The United States Patent and Trademark Office has published patent number 9,460,332, relating to a “Capacitive fingerprint sensor including electrostatic lens”, which, if rumors are to be believed, could be Apple’s preferred solution to overcoming biometric detection issues in next year’s iPhone 8 considering how the device is expected to be physically designed.
Dubbed as tenth anniversary iPhone, next year’s model is expected to come equipped with a big redesign. The iPhone 7 and iPhone 7 Plus, released just last month, may have a number of feature improvements and component upgrades, but it’s 2017 when Apple is expected to roll out an entirely new design that the company hopes will dramatically increase sales of the device. Part of that design is said to involve the removal of the iconic Home / Touch ID button altogether in favor of a full-screen system which means the entire front of the device will be usable display real estate. This of course introduces new hurdles for the Touch ID sensor.

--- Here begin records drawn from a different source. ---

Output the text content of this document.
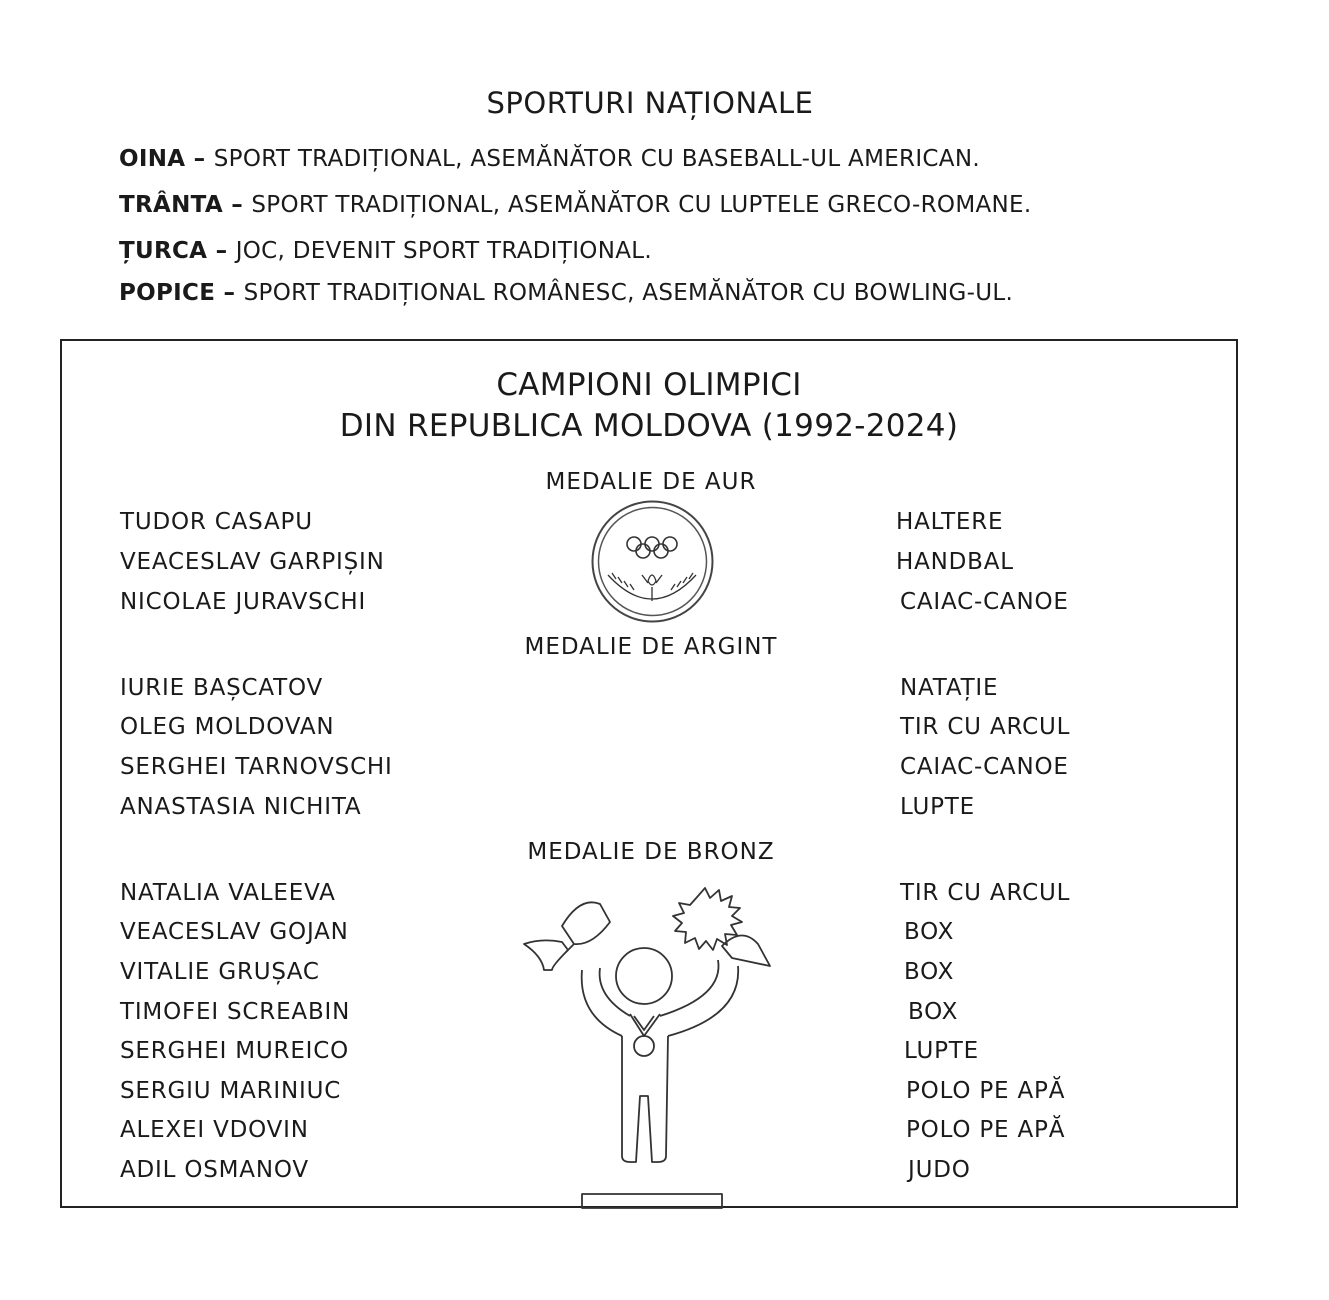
SPORTURI NAȚIONALE
OINA – SPORT TRADIȚIONAL, ASEMĂNĂTOR CU BASEBALL-UL AMERICAN.
TRÂNTA – SPORT TRADIȚIONAL, ASEMĂNĂTOR CU LUPTELE GRECO-ROMANE.
ȚURCA – JOC, DEVENIT SPORT TRADIȚIONAL.
POPICE – SPORT TRADIȚIONAL ROMÂNESC, ASEMĂNĂTOR CU BOWLING-UL.
CAMPIONI OLIMPICI
DIN REPUBLICA MOLDOVA (1992-2024)
MEDALIE DE AUR
TUDOR CASAPU	HALTERE
VEACESLAV GARPIȘIN	HANDBAL
NICOLAE JURAVSCHI	CAIAC-CANOE
MEDALIE DE ARGINT
IURIE BAȘCATOV	NATAȚIE
OLEG MOLDOVAN	TIR CU ARCUL
SERGHEI TARNOVSCHI	CAIAC-CANOE
ANASTASIA NICHITA	LUPTE
MEDALIE DE BRONZ
NATALIA VALEEVA	TIR CU ARCUL
VEACESLAV GOJAN	BOX
VITALIE GRUȘAC	BOX
TIMOFEI SCREABIN	BOX
SERGHEI MUREICO	LUPTE
SERGIU MARINIUC	POLO PE APĂ
ALEXEI VDOVIN	POLO PE APĂ
ADIL OSMANOV	JUDO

It would appear that this is where this awarded patent would come into its own. This technology would essentially allow Apple to embed a fingerprint sensor beneath the surface of the display, allowing it to overcome the problems introduced with the new design by using the capacitive sensing technology to detect a fingerprint even though there is a gap between the sensor and the print itself.
That would mean a future Touch ID sensor, potentially bundled with next year’s iPhone 8, could sit directly below the surface of the display, but still continue to function as users currently expect.
Apple’s plans for this technology are currently unknown, but it is interesting to note that the information within the patent covers a number of potential scenarios in which a solution such as this could be used in conjunction with display technology such as the rumored move across to an iPhone design that uses a full edge-to-edge OLED display.
As we’ve seen previously, the awarding of a patent doesn’t necessarily mean that it will make it into a future product, but it is highly likely that this is an individual element in what is likely to be a large overhaul of the iPhone from next year and beyond.